For aspiring MDB professionals, the practical implication is clear. The traditional path into the development finance workforce, country economist to project task manager to sector lead, is no longer the only path. The crisis response path is opening, and it is where headcount is moving. Applicants who can credibly write a paragraph about how they helped a country, a company or an institution navigate a real economic shock, with named instruments and dated decisions, are now in a different competitive bracket from applicants who can only describe project supervision experience.
There is something more profound underway as well. The seven-bank joint statement on 18 May was, in institutional terms, an admission. For decades the MDBs had defended their separateness, their distinct mandates, their independent boards, their distinctive cultures, as features of a healthy ecosystem. The crisis decade has eroded that defence. The instruments are converging. The reporting frameworks are converging. The joint statements are becoming more frequent and more substantive. There is now serious discussion in the G20 architecture of common policy frameworks for crisis response, common contingency facility design, common procurement protocols. The MDBs are still seven separate banks. They are starting to behave, in a crisis, like one institution operating across seven balance sheets.
For the workforce, the convergence creates mobility. Staff who have built skills in crisis response at one MDB are increasingly portable to another.
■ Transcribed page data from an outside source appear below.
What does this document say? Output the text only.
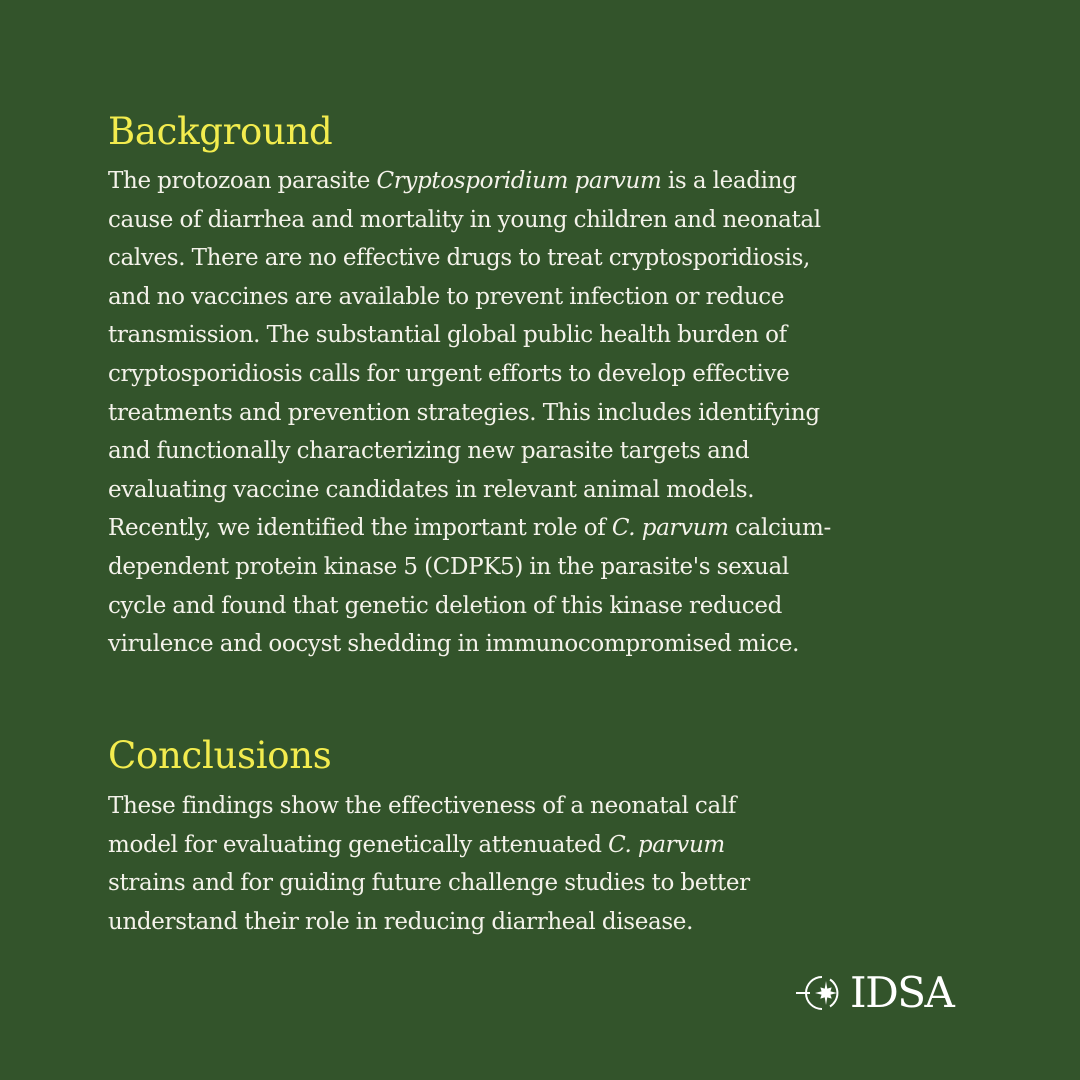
Background
The protozoan parasite Cryptosporidium parvum is a leading
cause of diarrhea and mortality in young children and neonatal
calves. There are no effective drugs to treat cryptosporidiosis,
and no vaccines are available to prevent infection or reduce
transmission. The substantial global public health burden of
cryptosporidiosis calls for urgent efforts to develop effective
treatments and prevention strategies. This includes identifying
and functionally characterizing new parasite targets and
evaluating vaccine candidates in relevant animal models.
Recently, we identified the important role of C. parvum calcium-
dependent protein kinase 5 (CDPK5) in the parasite's sexual
cycle and found that genetic deletion of this kinase reduced
virulence and oocyst shedding in immunocompromised mice.
Conclusions
These findings show the effectiveness of a neonatal calf
model for evaluating genetically attenuated C. parvum
strains and for guiding future challenge studies to better
understand their role in reducing diarrheal disease.
IDSA
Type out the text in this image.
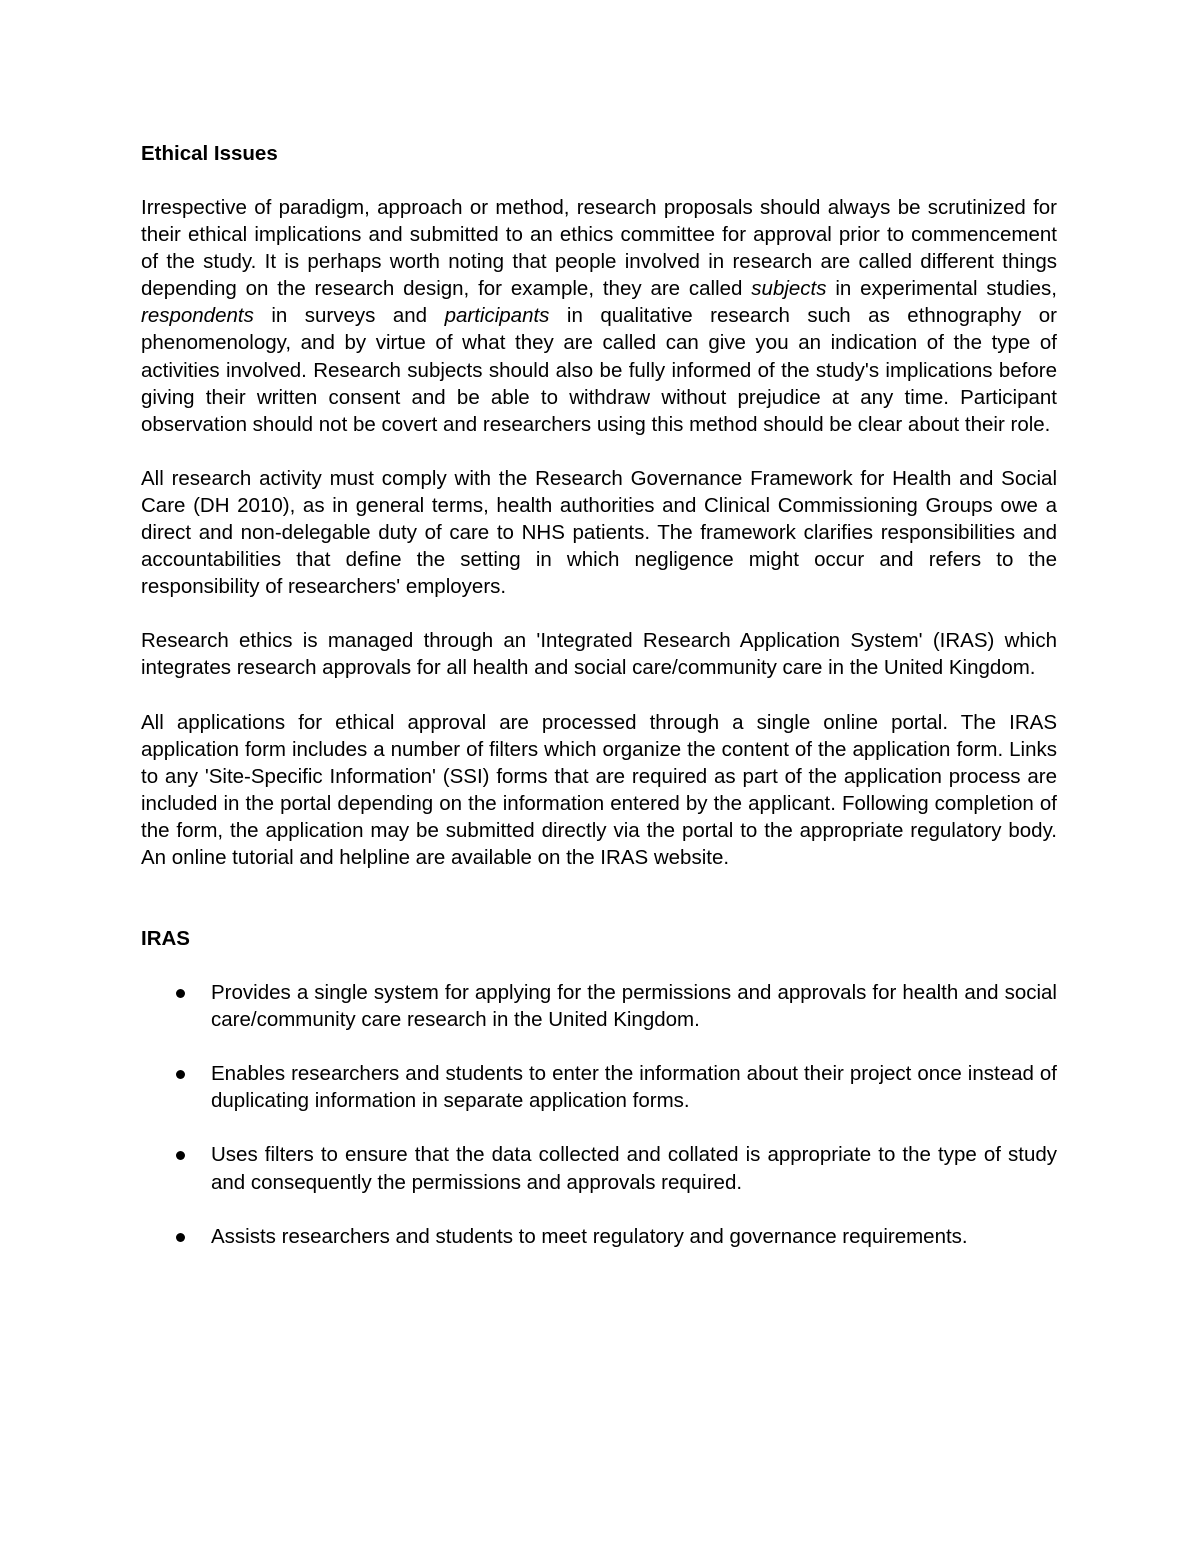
Ethical Issues

Irrespective of paradigm, approach or method, research proposals should always be scrutinized for their ethical implications and submitted to an ethics committee for approval prior to commencement of the study. It is perhaps worth noting that people involved in research are called different things depending on the research design, for example, they are called subjects in experimental studies, respondents in surveys and participants in qualitative research such as ethnography or phenomenology, and by virtue of what they are called can give you an indication of the type of activities involved. Research subjects should also be fully informed of the study's implications before giving their written consent and be able to withdraw without prejudice at any time. Participant observation should not be covert and researchers using this method should be clear about their role.

All research activity must comply with the Research Governance Framework for Health and Social Care (DH 2010), as in general terms, health authorities and Clinical Commissioning Groups owe a direct and non-delegable duty of care to NHS patients. The framework clarifies responsibilities and accountabilities that define the setting in which negligence might occur and refers to the responsibility of researchers' employers.

Research ethics is managed through an 'Integrated Research Application System' (IRAS) which integrates research approvals for all health and social care/community care in the United Kingdom.

All applications for ethical approval are processed through a single online portal. The IRAS application form includes a number of filters which organize the content of the application form. Links to any 'Site-Specific Information' (SSI) forms that are required as part of the application process are included in the portal depending on the information entered by the applicant. Following completion of the form, the application may be submitted directly via the portal to the appropriate regulatory body. An online tutorial and helpline are available on the IRAS website.

IRAS
Provides a single system for applying for the permissions and approvals for health and social care/community care research in the United Kingdom.
Enables researchers and students to enter the information about their project once instead of duplicating information in separate application forms.
Uses filters to ensure that the data collected and collated is appropriate to the type of study and consequently the permissions and approvals required.
Assists researchers and students to meet regulatory and governance requirements.
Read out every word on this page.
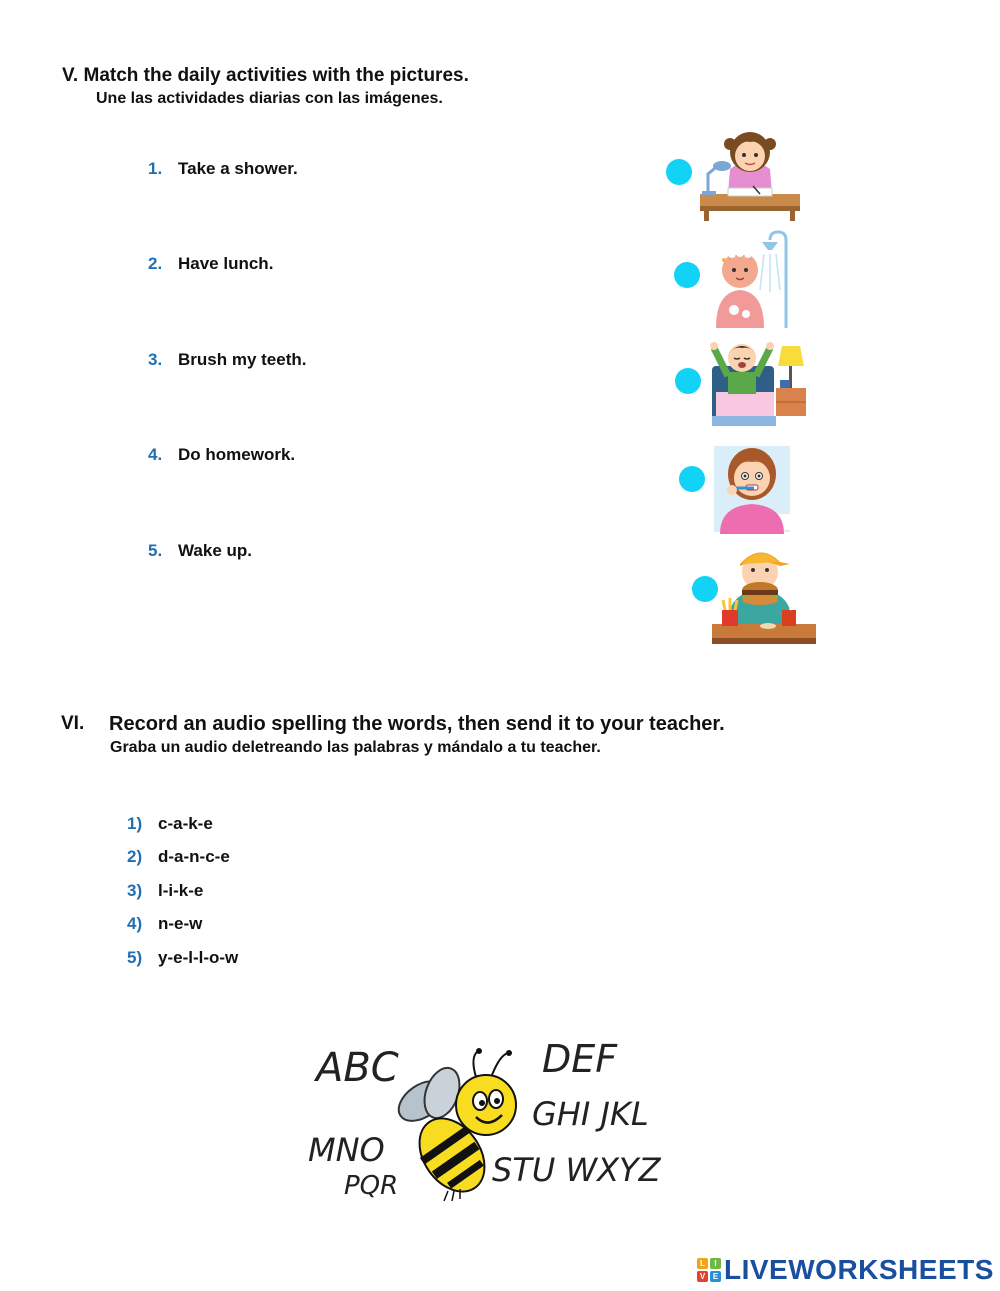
V. Match the daily activities with the pictures.
Une las actividades diarias con las imágenes.
1. Take a shower.
2. Have lunch.
3. Brush my teeth.
4. Do homework.
5. Wake up.
VI. Record an audio spelling the words, then send it to your teacher.
Graba un audio deletreando las palabras y mándalo a tu teacher.
1) c-a-k-e
2) d-a-n-c-e
3) l-i-k-e
4) n-e-w
5) y-e-l-l-o-w
ABC	DEF
GHI JKL
MNO
PQR	STU WXYZ
L	I
V E LIVEWORKSHEETS
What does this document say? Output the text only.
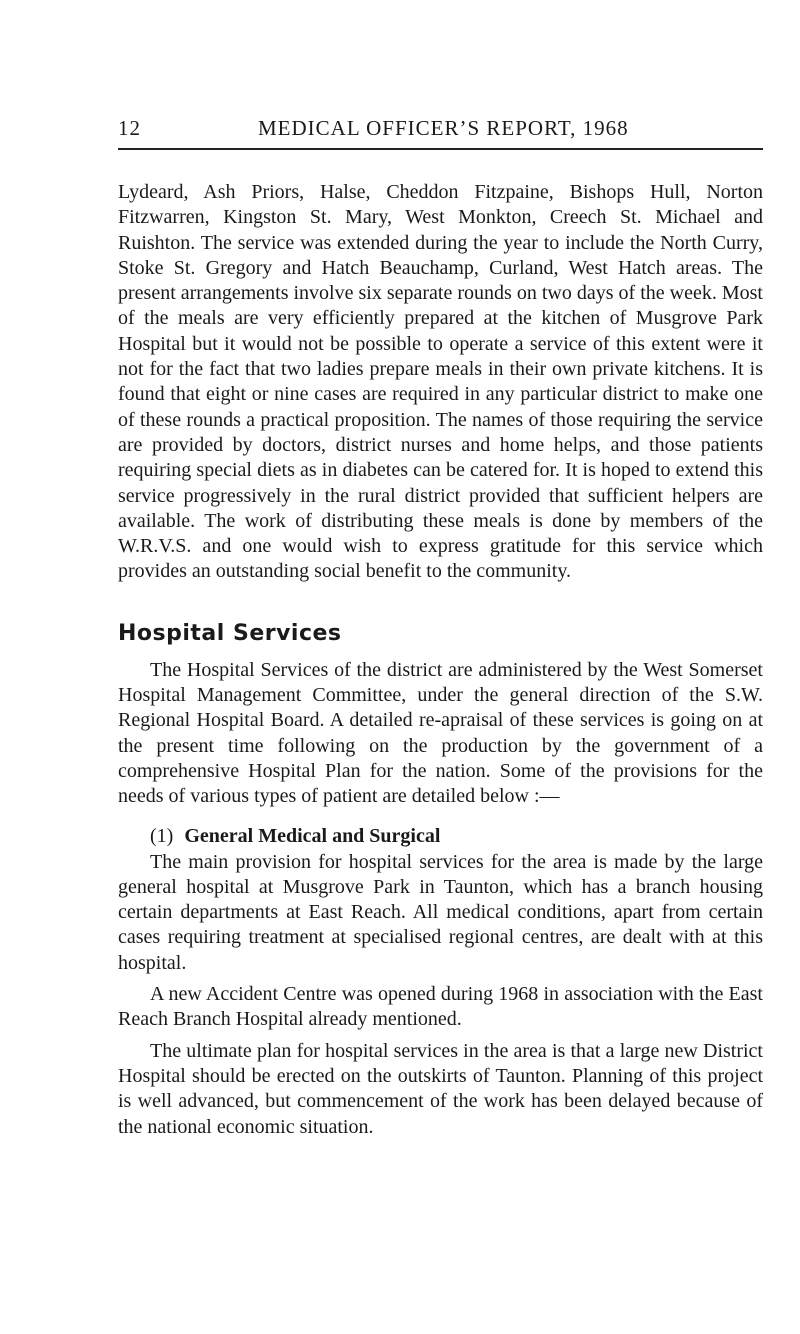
12	MEDICAL OFFICER’S REPORT, 1968

Lydeard, Ash Priors, Halse, Cheddon Fitzpaine, Bishops Hull, Norton Fitzwarren, Kingston St. Mary, West Monkton, Creech St. Michael and Ruishton. The service was extended during the year to include the North Curry, Stoke St. Gregory and Hatch Beauchamp, Curland, West Hatch areas. The present arrangements involve six separate rounds on two days of the week. Most of the meals are very efficiently prepared at the kitchen of Musgrove Park Hospital but it would not be possible to operate a service of this extent were it not for the fact that two ladies prepare meals in their own private kitchens. It is found that eight or nine cases are required in any particular district to make one of these rounds a practical proposition. The names of those requiring the service are provided by doctors, district nurses and home helps, and those patients requiring special diets as in diabetes can be catered for. It is hoped to extend this service progressively in the rural district provided that sufficient helpers are available. The work of distributing these meals is done by members of the W.R.V.S. and one would wish to express gratitude for this service which provides an outstanding social benefit to the community.

Hospital Services

The Hospital Services of the district are administered by the West Somerset Hospital Management Committee, under the general direction of the S.W. Regional Hospital Board. A detailed re-apraisal of these services is going on at the present time following on the production by the government of a comprehensive Hospital Plan for the nation. Some of the provisions for the needs of various types of patient are detailed below :—

(1) General Medical and Surgical

The main provision for hospital services for the area is made by the large general hospital at Musgrove Park in Taunton, which has a branch housing certain departments at East Reach. All medical conditions, apart from certain cases requiring treatment at specialised regional centres, are dealt with at this hospital.

A new Accident Centre was opened during 1968 in association with the East Reach Branch Hospital already mentioned.

The ultimate plan for hospital services in the area is that a large new District Hospital should be erected on the outskirts of Taunton. Planning of this project is well advanced, but commencement of the work has been delayed because of the national economic situation.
The institutional firewalls that used to make a move from the ADB to the EBRD a years-long credentialling exercise are coming down. The hiring panels are looking for the same competencies. The instruments are increasingly shared.
The last paragraph of the 18 May joint statement contained a sentence that almost no one quoted, but it deserves quoting now. The seven banks committed to “preserve development gains, and strengthen long-term resilience.” Preserve. The verb is telling. Multilateral development finance was designed in the 1940s and 1960s for an era of building. The 2020s have made it an era of holding the line. The institutions that do that work, and the people who do it inside them, are the development workforce of the decade ahead.